Here’s what Jacob Zuma still costs the taxpayer

South Africa News

Eight months on from his resignation as president, it’s still very hard to avoid the looming spectre of Jacob Zuma. The former leader has been in and out of court numerous times since he left office, and he’s even alleged to have tried to overthrow current President Cyril Ramaphosa.

That’s the key to retirement, we guess: You have to keep busy. Zuma has had no problems with that, and he’s been doing most of it at the taxpayer’s expense. He still milks the state for millions of rand per year, and there’s not really much we can do about it. Oh, the joy.

So we’re taking a look at what exactly Jacob can sponge off of the state in years after politics. We have to say, it’s good work if you can get it (and then, retire from it).

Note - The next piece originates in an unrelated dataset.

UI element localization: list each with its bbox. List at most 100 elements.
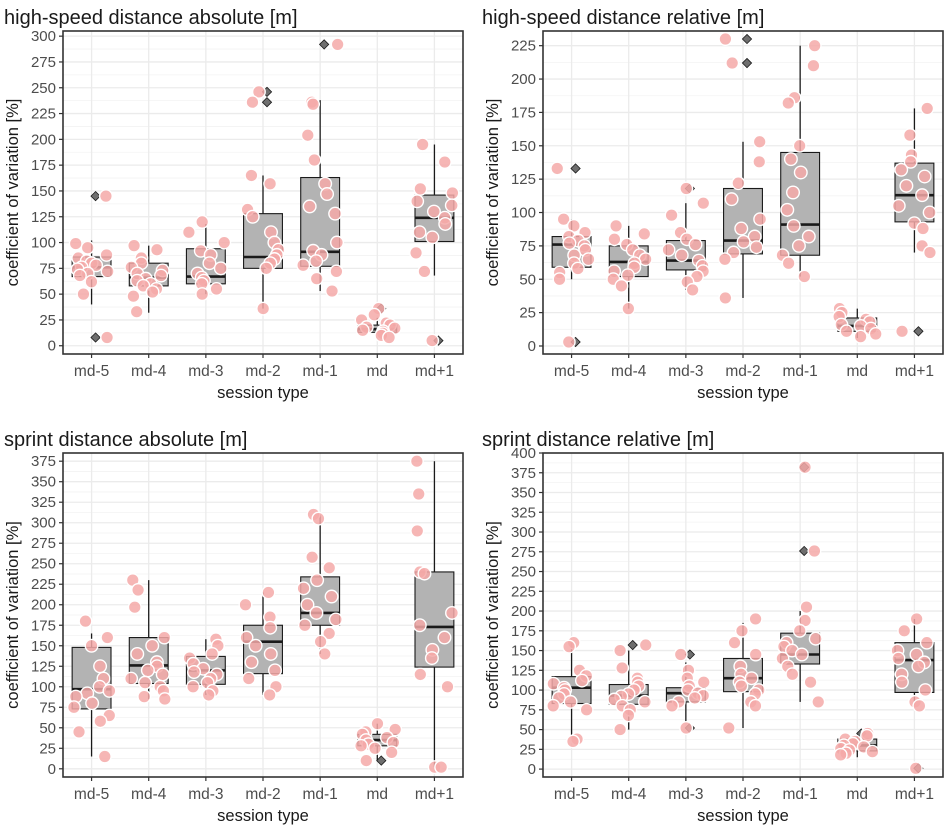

What Jacob Zuma still costs the taxpayer:

Presidential pension

Just to rub salt in the wounds, Jacob Zuma’s total annual pension was increased up to R2.98 million in September, to match the amount he earned in a nine-year stint as president. He gets that every year, for the rest of his life.

A complimentary vehicle

Former Presidential Spokesperson for FW de Klerk, Dave Steward, told TimesLive that a former leader is allowed one “vehicle for life” at the taxpayer’s expense. The Minister’s Handbook says these cars can be replaced when they have travelled 120 000km or served five years. The allowance for this motor is a whopping R1.8 million.

SAA flights for free

Steward also told the publication that one of the presidential perks – even when one has left office – is free air travel anywhere within South Africa, flying with South African Airways. No wonder the ANC is always so desperate to keep the failing SOE alive. It’s suggested Jacob Zuma could rack up a six-figure bill per annum.

VIP protection

As we saw back in July, Zuma is still making full use of the Presidential Protection Unit in his retirement, arriving for his son’s culpable homicide trial in a cavalcade of BMW’s.

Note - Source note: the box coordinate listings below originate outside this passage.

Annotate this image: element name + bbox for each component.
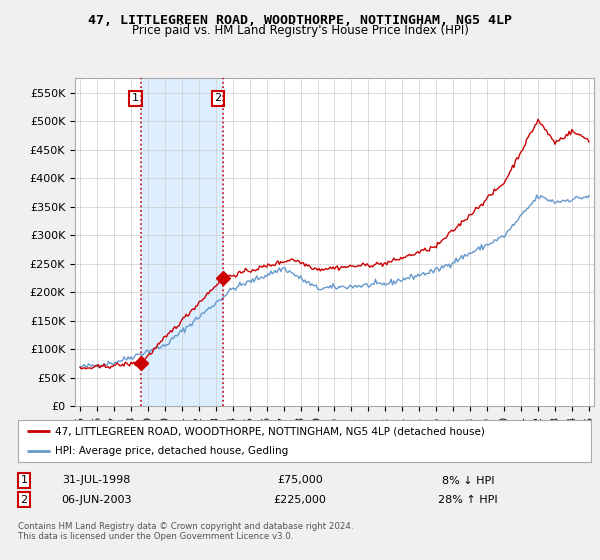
- Text: £75,000: £75,000: [277, 475, 323, 486]
- Text: 06-JUN-2003: 06-JUN-2003: [61, 494, 131, 505]
- Text: Price paid vs. HM Land Registry's House Price Index (HPI): Price paid vs. HM Land Registry's House …: [131, 24, 469, 37]
- Text: 1: 1: [132, 94, 139, 104]
- Text: 47, LITTLEGREEN ROAD, WOODTHORPE, NOTTINGHAM, NG5 4LP (detached house): 47, LITTLEGREEN ROAD, WOODTHORPE, NOTTIN…: [55, 426, 485, 436]
- Text: 8% ↓ HPI: 8% ↓ HPI: [442, 475, 494, 486]
- Bar: [141, 78, 223, 406]
- Text: 1: 1: [20, 475, 28, 486]
- Text: 31-JUL-1998: 31-JUL-1998: [62, 475, 130, 486]
- Text: 28% ↑ HPI: 28% ↑ HPI: [438, 494, 498, 505]
- Text: 47, LITTLEGREEN ROAD, WOODTHORPE, NOTTINGHAM, NG5 4LP: 47, LITTLEGREEN ROAD, WOODTHORPE, NOTTIN…: [88, 14, 512, 27]
- Text: £225,000: £225,000: [274, 494, 326, 505]
- Text: 2: 2: [214, 94, 221, 104]
- Text: HPI: Average price, detached house, Gedling: HPI: Average price, detached house, Gedl…: [55, 446, 289, 456]
- Text: Contains HM Land Registry data © Crown copyright and database right 2024.
This d: Contains HM Land Registry data © Crown c…: [18, 522, 353, 542]
- Text: 2: 2: [20, 494, 28, 505]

The elite unit consists of 1‚382 protection officers, which cost taxpayers R693 million in the last financial year. It works out at R500 000 a year per bodyguard. Zuma arrived at court with at least three separate members of the team, so we can estimate that R1.5 million of public money is being spent on his protection.

Medical aid

CityPress report that Jacob Zuma will also get his medical aid paid for by the state. As Inside Politics report, Msholozi won’t just be settling for a second-rate package. They believe he gets R1.3 million a year to ensure he stays in good health.

Other payments Zuma has squeezed from the state:

Legal fees

The North Gauteng High Court has reserved judgment in the DA’s application to stop the state from paying former president Jacob Zuma’s legal fees. So we are still left hanging to see whether JZ will have to pay back all the public money he has used over the years to defend himself in court.

If you believe the DA and ANC, that figure stands at about R17 million. The EFF filed their own papers though, accusing Zuma of squandering R32 million of state funds. It’s perhaps best to stick with the former, as the red berets actually had that figure at R25 million during Tuesday’s proceedings.

What do we pay for Jacob Zuma’s Wives?

When Zuma was in office, the spousal allowance for his five partners totalled R15.5 million annually, according to the 2009/10 financial figures. However, it has not been established whether this rolls over into retirement. We guess his wives will just have to make do with all their other luxuries.

What does that total?

These conservative estimates mean he gets about R6 million a year from ordinary South Africans. That’s the figure he is expected to receive until the end of his days.

Taxpayers have already spent between R1.7 to R3.2 million each year on his legal fees over the last decade, and around R1.5 million a year on spousal support.

All facts, figures and sources are taken from The Presidential Handbook, The Ministerial Handbook, Inside Politics, TimesLive and CityPress.